Condo/HOA Law: Can Six Month Assessment Liability Be Relieved By Partial Payment?
In Hawaii, a purchaser at a foreclosure sale – such as one initiated for failure of a unit owner to pay assessments and fees – has the obligation to pay the unit’s share of the common assessments / dues for six (6) months. See HRS § 514B-146(g)-(h) (pertaining to condominiums); see also HRS § 421J-10.5(g)-(h) (relating to planned communities and homeowners’ associations).
For association attorneys, it is an efficient practice, once title transfers to the new owner, to immediately request, and timely receive the six (6) months of dues. Yet, a recent Illinois case may throw a wrench into the works for both associations and their attorneys.
The relevant ruling in Board of Managers of Cornell Columbian Condominium Association v. Smith, No. 1-14-3307 (Ill. Ct. App. Sept 30, 2015) was that a foreclosure purchaser’s obligation for six (6) months of unpaid assessments is cleared as soon as the purchaser pays any portion of the outstanding purchases. The Illinois Appellate Court failed to define the “any portion” requirement; yet the effect remains. Purchasers at a foreclosure auction – at least in Illinois – who pay “any portion” of the six (6) months of dues owed to the association can have the remainder of the statutory obligation wiped clean.
Some important notes about Smith:
It appears to be an outlier case, as no other Illinois cases have yet ruled similarly. Moreover, it is likely that, given the adverse ruling, the association will appeal the appellate court’s decision up to the Illinois Supreme Court, who may turn around and reverse the holding in Smith.
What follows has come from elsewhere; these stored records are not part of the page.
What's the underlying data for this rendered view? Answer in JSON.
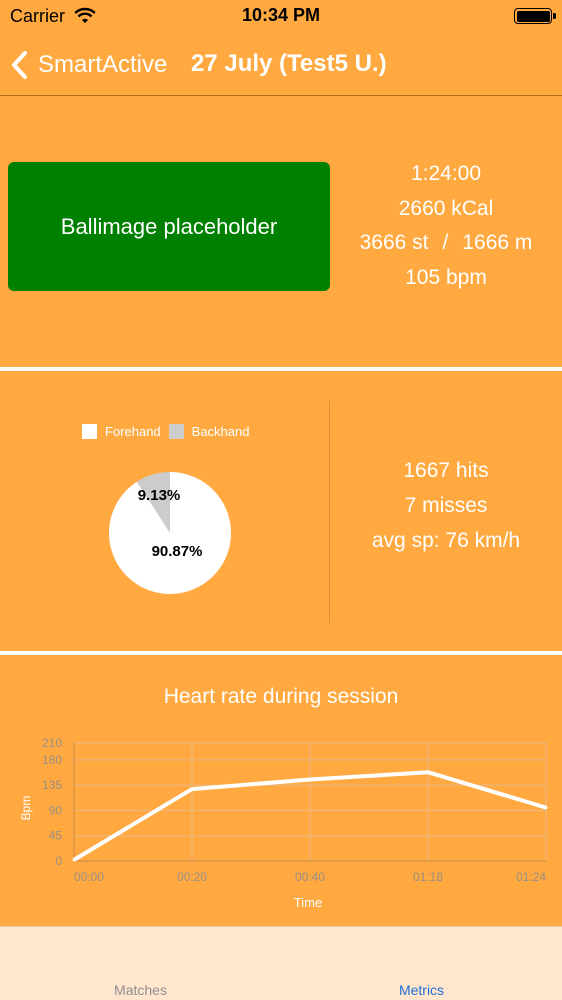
{
  "status_bar": {
    "carrier": "Carrier",
    "time": "10:34 PM"
  },
  "nav": {
    "back_label": "SmartActive",
    "title": "27 July (Test5 U.)"
  },
  "summary": {
    "placeholder": "Ballimage placeholder",
    "duration": "1:24:00",
    "calories": "2660 kCal",
    "steps": "3666 st",
    "separator": "/",
    "distance": "1666 m",
    "bpm": "105 bpm"
  },
  "hits": {
    "legend": [
      "Forehand",
      "Backhand"
    ],
    "forehand_pct_label": "90.87%",
    "backhand_pct_label": "9.13%",
    "hits": "1667 hits",
    "misses": "7 misses",
    "avg_speed": "avg sp: 76 km/h"
  },
  "chart_data": [
    {
      "type": "pie",
      "labels": [
        "Forehand",
        "Backhand"
      ],
      "values": [
        90.87,
        9.13
      ],
      "colors": [
        "#ffffff",
        "#cccccc"
      ],
      "legend": "top"
    },
    {
      "type": "line",
      "title": "Heart rate during session",
      "xlabel": "Time",
      "ylabel": "Bpm",
      "x": [
        "00:00",
        "00:20",
        "00:40",
        "01:18",
        "01:24"
      ],
      "series": [
        {
          "values": [
            2,
            128,
            145,
            158,
            95
          ]
        }
      ],
      "yticks": [
        0,
        45,
        90,
        135,
        180,
        210
      ],
      "ylim": [
        0,
        210
      ],
      "grid": true,
      "line_color": "#ffffff"
    }
  ],
  "tabs": [
    {
      "label": "Matches",
      "active": false
    },
    {
      "label": "Metrics",
      "active": true
    }
  ],
  "colors": {
    "background": "#FFA940",
    "placeholder": "#008000",
    "active_tab": "#1e6fd9",
    "tab_bar": "#FFE6CC"
  }
}
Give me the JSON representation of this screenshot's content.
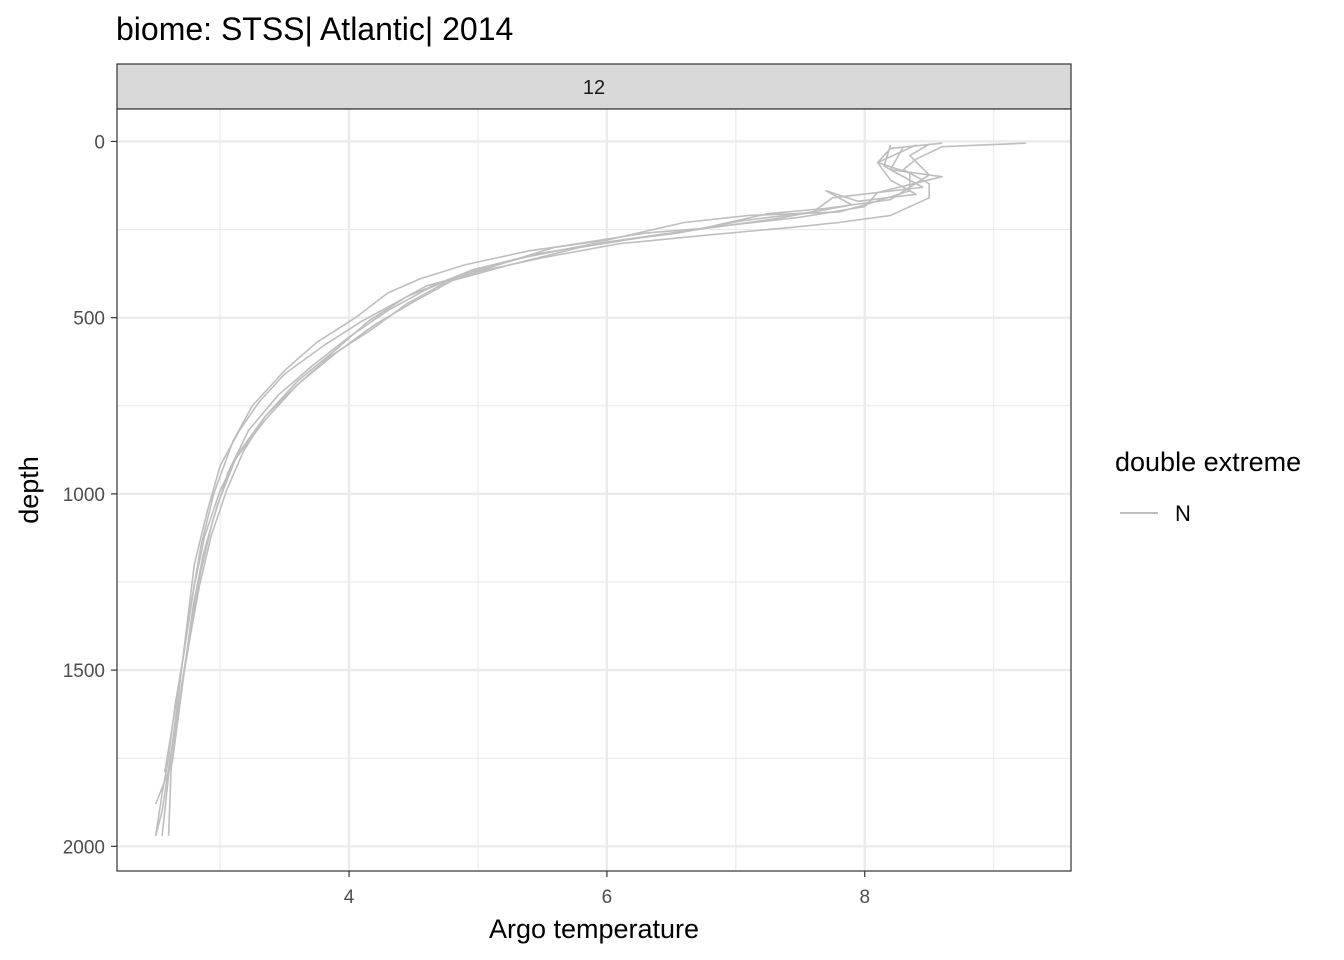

Because the Illinois Appellate Court failed to define how much of a partial payment would relieve a purchaser of their obligation, this term could be further clarified in other cases. For example, would a $1 payment relieve a $600 bill? Or should the rule of reasonableness apply, and “substantial payment” be the determining amount? Until this term is clearly defined, this aspect of the Smith ruling will remain in doubt, resulting in further litigation, until the Illinois courts (or legislature) make a final determination.
This is also an Illinois case and is, thus, not binding on Hawaii. Hawaii courts have not ruled the same way as the Smith court. In addition, a review of Florida, California, and South Carolina cases (jurisdictions with substantial association law precedent) do not reveal a similar holding.
Yet, if the Smith decision is upheld, Illinois is one of the states to which Hawaii courts look for guidance when its law is unclear. Consequently, the ruling that partial payment constitutes sufficient performance of the six (6) months of dues owed may soon directly affect – and cause problems for – associations here in Hawaii.
In light of this change in the law, it is recommended that associations – whether condominium or homeowners – enter into reasonable repayment plans with delinquent owners, and exhaust all other possible remedies available under statute. Experienced attorneys can negotiate and draft terms and repayment contracts that will protect the interest of the association without having to go through the foreclosure process and potentially trigger a Smith-like ruling in Hawaii.